Patrocinata dal
Comune di Roma e dall’Associazione femminile
“Eudonna”, l’iniziativa “Mosaico
di donna - Vetustà” ha
il pregio di valorizzare le figure storiche femminili
dell’antichità: Penelope, Messalina,
Rosvita di Gandersheim, Costanza d’Altavilla
e Christine de Pizan. Lo scopo è di fare luce
sull’intelletto delle donne. Impresa non facile,
se si considera che l’eccezionalità e
non la consuetudine, caratterizzava le menti femminili
che nel passato riuscivano ad emergere. Come trovare
un filo conduttore? Non c’era nella realtà
e non purtroppo c’è nello spettacolo
“Mosaico di donna, vetustà”. La
rabbia che le attrici trasmettono per una condizione
di subalternità è un sentimento tipico
della donna moderna, non di quella del passato, proprio
per l’eccezionalità della condizione.
Basterebbe invece far vivere quei personaggi femminili
sul palcoscenico, senza commentarli e senza sentimenti
rancorosi, per sorprendersi e scoprire che c’erano
donne intelligenti, colte, influenti, anche se rare
viste le pressioni sociali cui erano sottoposte.

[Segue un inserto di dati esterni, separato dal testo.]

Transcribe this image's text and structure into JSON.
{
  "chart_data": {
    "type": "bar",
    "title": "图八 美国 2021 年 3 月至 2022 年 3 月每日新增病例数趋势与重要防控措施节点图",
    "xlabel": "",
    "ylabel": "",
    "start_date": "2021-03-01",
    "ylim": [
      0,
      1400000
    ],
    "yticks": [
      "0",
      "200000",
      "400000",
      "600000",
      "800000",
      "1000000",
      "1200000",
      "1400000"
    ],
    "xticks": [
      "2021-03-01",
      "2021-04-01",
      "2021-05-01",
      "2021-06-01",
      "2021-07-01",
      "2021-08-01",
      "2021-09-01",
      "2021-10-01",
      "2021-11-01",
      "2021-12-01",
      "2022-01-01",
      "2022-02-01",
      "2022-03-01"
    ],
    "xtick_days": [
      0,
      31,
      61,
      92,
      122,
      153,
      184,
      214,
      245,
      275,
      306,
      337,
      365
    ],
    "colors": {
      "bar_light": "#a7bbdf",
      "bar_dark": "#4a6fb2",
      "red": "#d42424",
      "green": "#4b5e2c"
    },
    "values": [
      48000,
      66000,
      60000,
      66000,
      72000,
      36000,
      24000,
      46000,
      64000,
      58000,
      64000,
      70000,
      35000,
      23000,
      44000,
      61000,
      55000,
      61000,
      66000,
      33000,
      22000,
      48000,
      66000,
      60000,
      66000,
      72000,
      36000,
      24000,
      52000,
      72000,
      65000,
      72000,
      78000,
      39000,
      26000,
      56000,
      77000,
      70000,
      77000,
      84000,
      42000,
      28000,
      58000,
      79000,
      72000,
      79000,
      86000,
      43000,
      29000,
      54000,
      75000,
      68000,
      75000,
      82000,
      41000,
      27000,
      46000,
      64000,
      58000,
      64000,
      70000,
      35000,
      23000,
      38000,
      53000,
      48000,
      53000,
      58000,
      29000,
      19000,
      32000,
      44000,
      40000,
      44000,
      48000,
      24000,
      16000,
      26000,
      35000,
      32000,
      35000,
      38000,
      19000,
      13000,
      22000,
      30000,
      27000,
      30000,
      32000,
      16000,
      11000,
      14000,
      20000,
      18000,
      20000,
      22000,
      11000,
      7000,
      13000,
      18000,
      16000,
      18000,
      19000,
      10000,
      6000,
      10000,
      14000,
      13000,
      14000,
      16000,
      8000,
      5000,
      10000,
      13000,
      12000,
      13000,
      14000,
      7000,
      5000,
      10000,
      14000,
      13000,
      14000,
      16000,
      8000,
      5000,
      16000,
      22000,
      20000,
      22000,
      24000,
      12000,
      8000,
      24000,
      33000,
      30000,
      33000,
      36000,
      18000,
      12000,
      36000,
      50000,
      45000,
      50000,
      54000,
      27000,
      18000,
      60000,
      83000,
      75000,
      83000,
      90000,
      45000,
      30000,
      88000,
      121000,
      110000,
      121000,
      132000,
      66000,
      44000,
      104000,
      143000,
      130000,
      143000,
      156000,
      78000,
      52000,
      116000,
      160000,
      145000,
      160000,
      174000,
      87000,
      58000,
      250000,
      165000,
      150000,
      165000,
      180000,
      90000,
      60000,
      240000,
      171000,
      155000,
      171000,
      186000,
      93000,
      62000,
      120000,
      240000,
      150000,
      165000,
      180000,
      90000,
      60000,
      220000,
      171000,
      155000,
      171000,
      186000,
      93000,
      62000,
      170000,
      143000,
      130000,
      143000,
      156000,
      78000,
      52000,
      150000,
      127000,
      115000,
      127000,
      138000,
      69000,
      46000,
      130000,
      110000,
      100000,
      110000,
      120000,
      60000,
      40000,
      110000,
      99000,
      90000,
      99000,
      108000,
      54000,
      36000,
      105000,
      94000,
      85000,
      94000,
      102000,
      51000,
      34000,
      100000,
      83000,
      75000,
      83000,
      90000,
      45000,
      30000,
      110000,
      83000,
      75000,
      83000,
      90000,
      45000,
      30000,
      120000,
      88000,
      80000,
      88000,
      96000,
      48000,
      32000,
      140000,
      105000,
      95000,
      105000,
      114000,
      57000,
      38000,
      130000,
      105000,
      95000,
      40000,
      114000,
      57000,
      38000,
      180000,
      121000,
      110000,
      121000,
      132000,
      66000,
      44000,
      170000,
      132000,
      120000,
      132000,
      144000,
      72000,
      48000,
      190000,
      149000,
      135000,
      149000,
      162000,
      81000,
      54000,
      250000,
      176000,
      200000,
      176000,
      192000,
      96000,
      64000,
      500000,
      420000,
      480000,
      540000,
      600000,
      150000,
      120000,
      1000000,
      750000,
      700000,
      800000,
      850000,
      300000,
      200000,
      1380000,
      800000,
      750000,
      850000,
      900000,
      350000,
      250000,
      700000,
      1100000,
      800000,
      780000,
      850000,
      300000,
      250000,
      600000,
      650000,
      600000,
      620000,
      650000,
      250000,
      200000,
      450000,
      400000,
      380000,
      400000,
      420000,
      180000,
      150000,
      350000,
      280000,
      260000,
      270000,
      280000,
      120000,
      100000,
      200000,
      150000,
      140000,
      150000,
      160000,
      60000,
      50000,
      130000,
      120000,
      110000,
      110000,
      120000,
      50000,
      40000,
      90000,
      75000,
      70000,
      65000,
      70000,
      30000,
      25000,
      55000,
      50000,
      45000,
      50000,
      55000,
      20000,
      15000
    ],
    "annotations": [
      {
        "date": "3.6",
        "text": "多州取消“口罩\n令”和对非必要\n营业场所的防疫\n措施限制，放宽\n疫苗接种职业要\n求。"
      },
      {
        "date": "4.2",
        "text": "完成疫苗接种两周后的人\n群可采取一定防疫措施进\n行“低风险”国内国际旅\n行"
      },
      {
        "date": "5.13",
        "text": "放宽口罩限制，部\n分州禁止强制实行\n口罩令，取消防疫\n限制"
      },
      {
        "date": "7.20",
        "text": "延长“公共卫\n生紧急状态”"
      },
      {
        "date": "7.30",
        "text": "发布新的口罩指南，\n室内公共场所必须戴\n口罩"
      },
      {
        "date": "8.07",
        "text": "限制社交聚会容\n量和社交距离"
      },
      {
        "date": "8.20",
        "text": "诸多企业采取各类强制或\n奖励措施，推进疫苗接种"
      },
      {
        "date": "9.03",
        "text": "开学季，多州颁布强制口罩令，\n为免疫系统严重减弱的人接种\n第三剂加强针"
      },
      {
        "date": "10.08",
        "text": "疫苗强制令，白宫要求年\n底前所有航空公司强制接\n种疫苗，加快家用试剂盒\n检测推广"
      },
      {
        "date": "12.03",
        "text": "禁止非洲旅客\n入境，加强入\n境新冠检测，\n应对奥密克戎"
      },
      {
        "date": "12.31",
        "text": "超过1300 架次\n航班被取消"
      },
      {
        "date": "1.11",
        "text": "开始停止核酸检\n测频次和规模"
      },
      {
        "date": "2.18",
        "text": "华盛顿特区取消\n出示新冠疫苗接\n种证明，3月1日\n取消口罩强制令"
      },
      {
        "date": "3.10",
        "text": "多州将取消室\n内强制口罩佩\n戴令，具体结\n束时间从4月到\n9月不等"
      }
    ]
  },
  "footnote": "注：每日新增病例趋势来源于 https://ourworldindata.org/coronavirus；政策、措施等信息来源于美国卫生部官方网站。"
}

Nel
passato (ne è un esempio la matematica Ipazia,
che qui non è rappresentata), spesso l’emancipazione
femminile passava attraverso l’agiatezza sociale
oppure per un padre illuminato. Era l’amore
del genitore per la figlia a liberarla dai condizionamenti
sociali e a donarle libertà di pensiero e di
espressione.
Il coro delle donne in
apertura dello spettacolo suggerisce la classicità
e la ieraticità dei personaggi: Penelope, inaspettatamente
è la più convincente pur essendo più
tradizionalmente donna, tesse la tela, aspetta Ulisse
e usa l’ingegno per tenere lontani i Proci;
Messalina è troppo arrabbiata per la reputazione
di meretrice con la quale si vendica della condizione
di sposa bambina, figlia oggetto della famiglia; Rosvita
è una monaca altera e severa, troppo in contraddizione
con le altre; Costanza, madre di Federico II di Svevia,
è una donna amorevole e illuminata che contribuisce
ad un’educazione libera e colta del figlio futuro
imperatore. La figura di Christine de Pizane è
la più difficile da cogliere: castellana, è
prigioniera di chi, o di cosa?
Il testo è composto
da dialoghi sentiti ma senza una trama precisa; ci
sono trovate sceniche sparse qua e là ma senza
armonia. Sarebbero bastati invece più semplicità,
meno oggetti ma veri in scena e personaggi storici
più che sentimenti moderni.
L’autenticità
è sempre credibile, anche sul palcoscenico.